Abstract: Experimental observation of coherent oscillations in a Rydberg atom chain [Bernien et al., Nature 551, 579 (2017)] has led to the discovery of quantum many-body scars (QMBS) which is a new paradigm for ergodicity-breaking. The experimental findings in the Rydberg chain can be well captured by a kinetically constrained model called the "PXP" model, which has been shown to host the Eigenstate Thermalization Hypothesis (ETH)-violating scar states in the middle of the spectrum.
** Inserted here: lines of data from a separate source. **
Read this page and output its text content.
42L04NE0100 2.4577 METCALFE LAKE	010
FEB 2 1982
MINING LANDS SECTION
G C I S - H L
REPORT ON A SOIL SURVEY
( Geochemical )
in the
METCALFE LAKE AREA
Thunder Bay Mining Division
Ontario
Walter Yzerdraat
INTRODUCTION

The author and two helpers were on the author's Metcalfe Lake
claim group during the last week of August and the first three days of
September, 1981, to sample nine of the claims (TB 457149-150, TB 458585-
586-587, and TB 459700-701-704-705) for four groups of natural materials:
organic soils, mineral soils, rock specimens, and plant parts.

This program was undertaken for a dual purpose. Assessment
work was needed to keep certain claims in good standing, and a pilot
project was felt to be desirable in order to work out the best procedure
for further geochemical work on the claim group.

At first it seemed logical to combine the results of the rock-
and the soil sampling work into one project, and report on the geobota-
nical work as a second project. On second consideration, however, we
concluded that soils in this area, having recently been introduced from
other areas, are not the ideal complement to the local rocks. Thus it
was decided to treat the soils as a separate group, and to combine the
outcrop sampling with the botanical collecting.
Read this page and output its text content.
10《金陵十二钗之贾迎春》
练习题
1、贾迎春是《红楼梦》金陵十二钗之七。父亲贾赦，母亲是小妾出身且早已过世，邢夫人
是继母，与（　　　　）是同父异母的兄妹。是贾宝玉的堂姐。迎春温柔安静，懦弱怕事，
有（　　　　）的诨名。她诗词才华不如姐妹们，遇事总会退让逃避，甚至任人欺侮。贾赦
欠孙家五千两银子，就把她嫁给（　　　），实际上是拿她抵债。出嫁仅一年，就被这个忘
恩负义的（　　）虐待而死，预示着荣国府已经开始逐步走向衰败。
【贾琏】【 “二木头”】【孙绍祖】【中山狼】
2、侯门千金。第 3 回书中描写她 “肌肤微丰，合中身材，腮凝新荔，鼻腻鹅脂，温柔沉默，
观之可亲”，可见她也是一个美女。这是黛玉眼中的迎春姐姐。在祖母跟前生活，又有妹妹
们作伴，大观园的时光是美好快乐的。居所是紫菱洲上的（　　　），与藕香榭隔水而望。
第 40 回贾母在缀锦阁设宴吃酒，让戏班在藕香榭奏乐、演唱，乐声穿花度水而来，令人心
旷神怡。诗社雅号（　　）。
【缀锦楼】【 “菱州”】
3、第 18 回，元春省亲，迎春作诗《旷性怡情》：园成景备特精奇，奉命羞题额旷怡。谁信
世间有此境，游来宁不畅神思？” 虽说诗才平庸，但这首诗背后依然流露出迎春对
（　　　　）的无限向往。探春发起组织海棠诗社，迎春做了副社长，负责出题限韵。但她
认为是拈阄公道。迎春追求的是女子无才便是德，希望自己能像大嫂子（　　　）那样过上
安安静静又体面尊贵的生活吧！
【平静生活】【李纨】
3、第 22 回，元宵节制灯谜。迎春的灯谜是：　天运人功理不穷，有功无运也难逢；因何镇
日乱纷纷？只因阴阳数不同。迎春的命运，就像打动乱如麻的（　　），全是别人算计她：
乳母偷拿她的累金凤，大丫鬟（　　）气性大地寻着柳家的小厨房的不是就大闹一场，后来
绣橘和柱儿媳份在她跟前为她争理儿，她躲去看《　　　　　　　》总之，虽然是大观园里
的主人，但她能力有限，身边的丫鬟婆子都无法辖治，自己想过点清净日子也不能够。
Much effort has been put into identifying similar kinetically restricted systems that show a violation of ETH. In this work, we study the QMBS that can arise in one such model, namely the spin-$1$ Kitaev chain, where owing to some conserved quantities, the Hilbert space gets fragmented into unequal disconnected subspaces. Recently, You et al. [Phys. Rev. Research 4, 013103 (2022)] showed that the ground state sector of this chain can be mapped exactly onto the prototypical PXP model and thus hosts QMBSs. Here, we demonstrate that the phenomenon of scarring is also present in other sectors, and in particular, we identify a sector that exhibits substantially more scarring than the ground state one. We propose an initial state and numerically demonstrate that its fidelity revivals are robust and longer-lived than those in the PXP model.